Al nutrir las instancias del organismo legislativo, responsable de la promulgación de normas que regulen el relacionamiento sociedad Estado, han de funcionar como espacios de interlocución.
Ambas funciones requieren de profesionales formados en la mejor tradición de la academia y la experiencia. Un político profesional, más que un repetidor incesante de consignas, es alguien capaz de ofrecer una propuesta de gestión de Estado, afianzada en una formulación ideológica y política concreta. Ha de ofrecer, por supuesto, una conducta basada en la ética política y, sin importar su orientación ideológica (progresista o conservadora), ser capaz de estar en o al lado del poder, sin corromperse.

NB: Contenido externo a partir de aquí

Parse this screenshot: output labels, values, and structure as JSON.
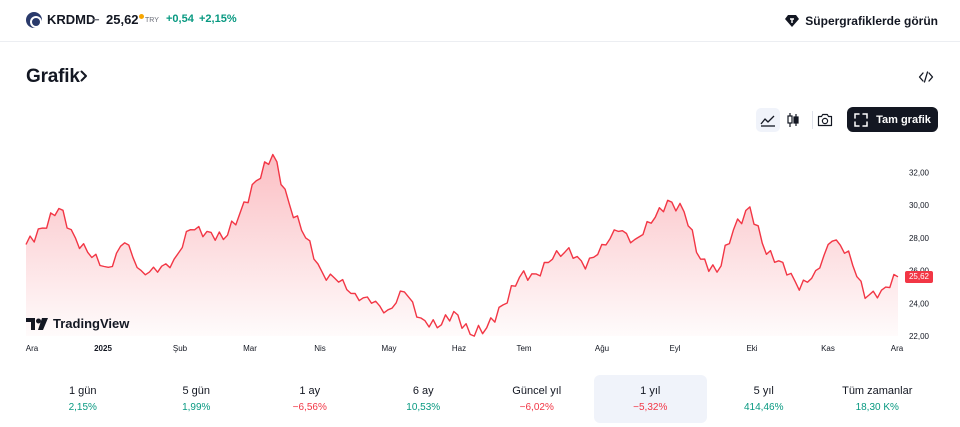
{
  "header": {
    "symbol": "KRDMD",
    "dash": "−",
    "price": "25,62",
    "currency": "TRY",
    "change": "+0,54",
    "change_pct": "+2,15%",
    "super_link_label": "Süpergrafiklerde görün"
  },
  "section": {
    "title": "Grafik"
  },
  "toolbar": {
    "fullscreen_label": "Tam grafik"
  },
  "watermark": "TradingView",
  "colors": {
    "line": "#f23645",
    "positive": "#089981",
    "negative": "#f23645",
    "dark_button": "#131722"
  },
  "chart_data": {
    "type": "area",
    "x": [
      "2024-12-01",
      "2024-12-08",
      "2024-12-15",
      "2024-12-22",
      "2024-12-29",
      "2025-01-05",
      "2025-01-12",
      "2025-01-19",
      "2025-01-26",
      "2025-02-02",
      "2025-02-09",
      "2025-02-16",
      "2025-02-23",
      "2025-03-02",
      "2025-03-09",
      "2025-03-16",
      "2025-03-23",
      "2025-03-30",
      "2025-04-06",
      "2025-04-13",
      "2025-04-20",
      "2025-04-27",
      "2025-05-04",
      "2025-05-11",
      "2025-05-18",
      "2025-05-25",
      "2025-06-01",
      "2025-06-08",
      "2025-06-15",
      "2025-06-22",
      "2025-06-29",
      "2025-07-06",
      "2025-07-13",
      "2025-07-20",
      "2025-07-27",
      "2025-08-03",
      "2025-08-10",
      "2025-08-17",
      "2025-08-24",
      "2025-08-31",
      "2025-09-07",
      "2025-09-14",
      "2025-09-21",
      "2025-09-28",
      "2025-10-05",
      "2025-10-12",
      "2025-10-19",
      "2025-10-26",
      "2025-11-02",
      "2025-11-09",
      "2025-11-16",
      "2025-11-23",
      "2025-11-30",
      "2025-12-07"
    ],
    "values": [
      27.6,
      28.6,
      29.8,
      28.0,
      26.8,
      26.2,
      27.7,
      26.0,
      25.9,
      26.7,
      28.5,
      28.4,
      27.9,
      29.5,
      31.5,
      33.1,
      30.1,
      28.0,
      25.9,
      25.3,
      24.6,
      24.0,
      23.6,
      24.7,
      23.1,
      22.5,
      23.5,
      22.1,
      22.5,
      23.9,
      25.6,
      25.8,
      26.7,
      27.4,
      26.1,
      27.6,
      28.4,
      27.9,
      28.9,
      30.3,
      29.6,
      26.7,
      25.9,
      28.5,
      29.9,
      27.0,
      26.5,
      24.8,
      26.0,
      27.8,
      27.2,
      24.3,
      24.8,
      25.62
    ],
    "x_ticks": [
      "Ara",
      "2025",
      "Şub",
      "Mar",
      "Nis",
      "May",
      "Haz",
      "Tem",
      "Ağu",
      "Eyl",
      "Eki",
      "Kas",
      "Ara"
    ],
    "y_ticks": [
      "22,00",
      "24,00",
      "26,00",
      "28,00",
      "30,00",
      "32,00"
    ],
    "ylim": [
      22,
      33.5
    ],
    "last_value_label": "25,62",
    "grid": false
  },
  "periods": [
    {
      "label": "1 gün",
      "value": "2,15%",
      "sign": "pos"
    },
    {
      "label": "5 gün",
      "value": "1,99%",
      "sign": "pos"
    },
    {
      "label": "1 ay",
      "value": "−6,56%",
      "sign": "neg"
    },
    {
      "label": "6 ay",
      "value": "10,53%",
      "sign": "pos"
    },
    {
      "label": "Güncel yıl",
      "value": "−6,02%",
      "sign": "neg"
    },
    {
      "label": "1 yıl",
      "value": "−5,32%",
      "sign": "neg",
      "selected": true
    },
    {
      "label": "5 yıl",
      "value": "414,46%",
      "sign": "pos"
    },
    {
      "label": "Tüm zamanlar",
      "value": "18,30 K%",
      "sign": "pos"
    }
  ]
}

En cuanto a la gestión de la justicia, un campo casi exclusivamente reservado a las y los profesionales del derecho, requiere de sus integrantes, al igual que en el sistema político, una conducta ética intachable y un incorruptible relacionamiento con el poder. Amén, por supuesto, de una formación y preparación académica del más alto nivel.
Una sociedad democráticamente desarrollada, puede sentir orgullo de sus funcionarios y de sus representaciones políticas. Aun cuando disienta de sus propuestas ideológicas y sus decisiones en la conducción de la res pública.
En la preparación de ambos tipos de profesional, la educación superior juega un rol determinante. La calidad con la que las y los profesionales universitarios se formen, será determinante para el tipo de acción política o el nivel de administración de justicia que se ofrezca a la sociedad.
De allí que, cuando resulta que hay universidades privadas que afirman contar con facultad de derecho pero no con estudiantes, cabe preguntarse ¿cuál es la inspiración académica para este propósito?, ¿son universidad y no aspiran a formar profesionales? O, preguntarse la razón de que para graduarse de abogado o abogada y notario o notaria, alguien solo necesita asistir dos horas, dos veces por semana durante cierto tiempo y, eso sí, pagar puntualmente las cuotas en una universidad privada.
Algo huele a podrido entre la academia y sus responsabilidades para con la administración de justicia. Recuérdese que las decanaturas de las facultades de derecho participan directamente en la designación de las principales figuras al frente del Ministerio Público al proponer a la nómina de la cual se define su jefatura y la integración del consejo de la entidad.
La academia, la política y la justicia se dan la mano pero no para ofrecer un recurso humano que nutra con calidad los entes que dirigen los destinos del país. Por desgracia, se engarzan en relaciones intrincadas en función de los intereses minoritarios de sectores elitistas cuya agenda no responde al bienestar general. Y, en aras de este mezquino propósito, no dudan en favorecer la existencia de mercenarios de la política que tampoco cuentan con la formación académica deseable en un personaje que aspira a conducir los destinos del país.
Así, hemos tenido abogados que no litigan pero que montan espectáculos y ejercen su profesión insultando al tribunal para justificar una supuesta estrategia de defensa. O políticos que arman un club social al que inflan con millonarias cuotas de financistas que adquieren derecho de piso y que no sienten estar obligados a mostrar una conducta decente. De tal suerte que ostentan títulos que no adquirieron a pulso, presumen de formaciones no sustentadas o, se embolsan dinero público como si fuera propio.
Así las cosas, tiempo es ya de que reclamemos a la academia la formación de profesionales de altura y exijamos que los sistemas de partidos políticos y de administración de justicia sean ciudadanas o ciudadanos preparados con los mejores estándares. De lo contrario, la mediocridad, la deshonestidad y la impunidad, seguirán siendo la marca de fábrica del quehacer público en Guatemala.